To computationally quantify complex glomerular structure, the investigators reduced it to three components: nuclei, capillary lumina and Bowman spaces, and periodic acid-Schiff positive structures. They detected glomerular boundaries and nuclei from whole slide images using convolutional neural networks, and the remaining glomerular structures using an unsupervised technique developed expressly for the study. They also defined a set of digital features quantifying the structural progression of DN, and a recurrent network architecture to process these features into a classification.

There was substantial agreement between the digital classifications and those made by three senior pathologists, suggesting that computational approaches can be comparable to traditional human visual classification.

“This study is the first to demonstrate that we can employ computational tools to conduct tasks that renal pathologists do; thus, this approach can improve precision in a clinical workflow,” Sarder said.

Expanding AI in Renal Disease

“In the future, we hope to train the computer to discern things the human eye can’t discern,” Fogo said. “Are there any identifying characteristics in patients who have different outcomes?” She also hopes that the machine learning model can be taught to classify other, more complex renal diseases such as lupus nephritis, rejection in kidney transplants, and kidney cancers.

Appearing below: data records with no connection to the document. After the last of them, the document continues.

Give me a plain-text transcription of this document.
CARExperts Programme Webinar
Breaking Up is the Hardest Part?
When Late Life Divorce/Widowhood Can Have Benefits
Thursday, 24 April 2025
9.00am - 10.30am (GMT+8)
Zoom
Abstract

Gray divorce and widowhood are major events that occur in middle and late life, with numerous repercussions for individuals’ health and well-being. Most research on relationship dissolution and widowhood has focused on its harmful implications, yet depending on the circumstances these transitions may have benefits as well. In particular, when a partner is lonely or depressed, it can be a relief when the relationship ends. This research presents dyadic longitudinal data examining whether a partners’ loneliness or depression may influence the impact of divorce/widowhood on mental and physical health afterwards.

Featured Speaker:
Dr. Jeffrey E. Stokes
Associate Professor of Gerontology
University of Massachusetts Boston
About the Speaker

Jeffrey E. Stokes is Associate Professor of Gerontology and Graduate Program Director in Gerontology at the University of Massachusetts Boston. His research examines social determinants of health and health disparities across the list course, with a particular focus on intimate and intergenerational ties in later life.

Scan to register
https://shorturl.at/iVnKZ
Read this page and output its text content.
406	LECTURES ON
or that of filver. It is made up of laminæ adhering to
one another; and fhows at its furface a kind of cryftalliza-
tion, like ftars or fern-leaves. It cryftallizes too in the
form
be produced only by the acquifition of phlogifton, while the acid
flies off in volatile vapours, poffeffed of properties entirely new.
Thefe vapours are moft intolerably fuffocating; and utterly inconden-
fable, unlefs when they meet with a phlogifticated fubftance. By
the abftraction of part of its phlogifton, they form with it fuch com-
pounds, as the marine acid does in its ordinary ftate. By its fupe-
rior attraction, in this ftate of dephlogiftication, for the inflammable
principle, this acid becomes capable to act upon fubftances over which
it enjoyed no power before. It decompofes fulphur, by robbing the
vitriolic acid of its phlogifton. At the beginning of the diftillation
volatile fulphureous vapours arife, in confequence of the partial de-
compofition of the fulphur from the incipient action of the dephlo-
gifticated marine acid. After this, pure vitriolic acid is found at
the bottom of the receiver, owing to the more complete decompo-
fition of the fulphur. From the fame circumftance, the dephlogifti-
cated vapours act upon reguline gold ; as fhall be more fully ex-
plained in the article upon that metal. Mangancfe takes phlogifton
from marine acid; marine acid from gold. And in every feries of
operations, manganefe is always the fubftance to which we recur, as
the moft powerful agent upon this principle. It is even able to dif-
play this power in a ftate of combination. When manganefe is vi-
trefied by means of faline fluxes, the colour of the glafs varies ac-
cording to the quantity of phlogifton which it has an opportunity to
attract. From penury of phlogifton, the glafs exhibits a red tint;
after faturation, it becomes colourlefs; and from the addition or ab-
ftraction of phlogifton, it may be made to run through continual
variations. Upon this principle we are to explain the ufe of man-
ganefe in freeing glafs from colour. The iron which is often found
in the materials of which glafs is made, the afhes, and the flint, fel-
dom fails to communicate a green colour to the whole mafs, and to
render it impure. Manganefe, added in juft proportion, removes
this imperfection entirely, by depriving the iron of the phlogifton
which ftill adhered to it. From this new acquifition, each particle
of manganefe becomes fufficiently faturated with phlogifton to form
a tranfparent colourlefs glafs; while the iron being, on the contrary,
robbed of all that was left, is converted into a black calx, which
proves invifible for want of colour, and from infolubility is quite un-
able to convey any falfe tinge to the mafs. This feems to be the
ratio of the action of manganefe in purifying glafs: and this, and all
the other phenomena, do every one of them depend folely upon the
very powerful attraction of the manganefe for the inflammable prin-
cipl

“We’ll still need experts to integrate all the existing data. But if you could have the computer mark the area of concern… it could save time in diagnosis and potentially lead to recognition of specific abnormalities.”

While machine learning may advance diagnosis in devastating kidney disease, Fogo thinks there will always be a need for expert pathology. “If you want the instrument to do what pathologists do,” she said, “you must have a well-developed gold standard and input huge, complex data sets to define archetypes that are potentially meaningful.”

“We’ll still need experts to integrate all the existing data. But if you could have the computer mark the area of concern and have your eye drawn to that, it could save time in diagnosis and potentially lead to recognition of specific abnormalities to support precise interventions.”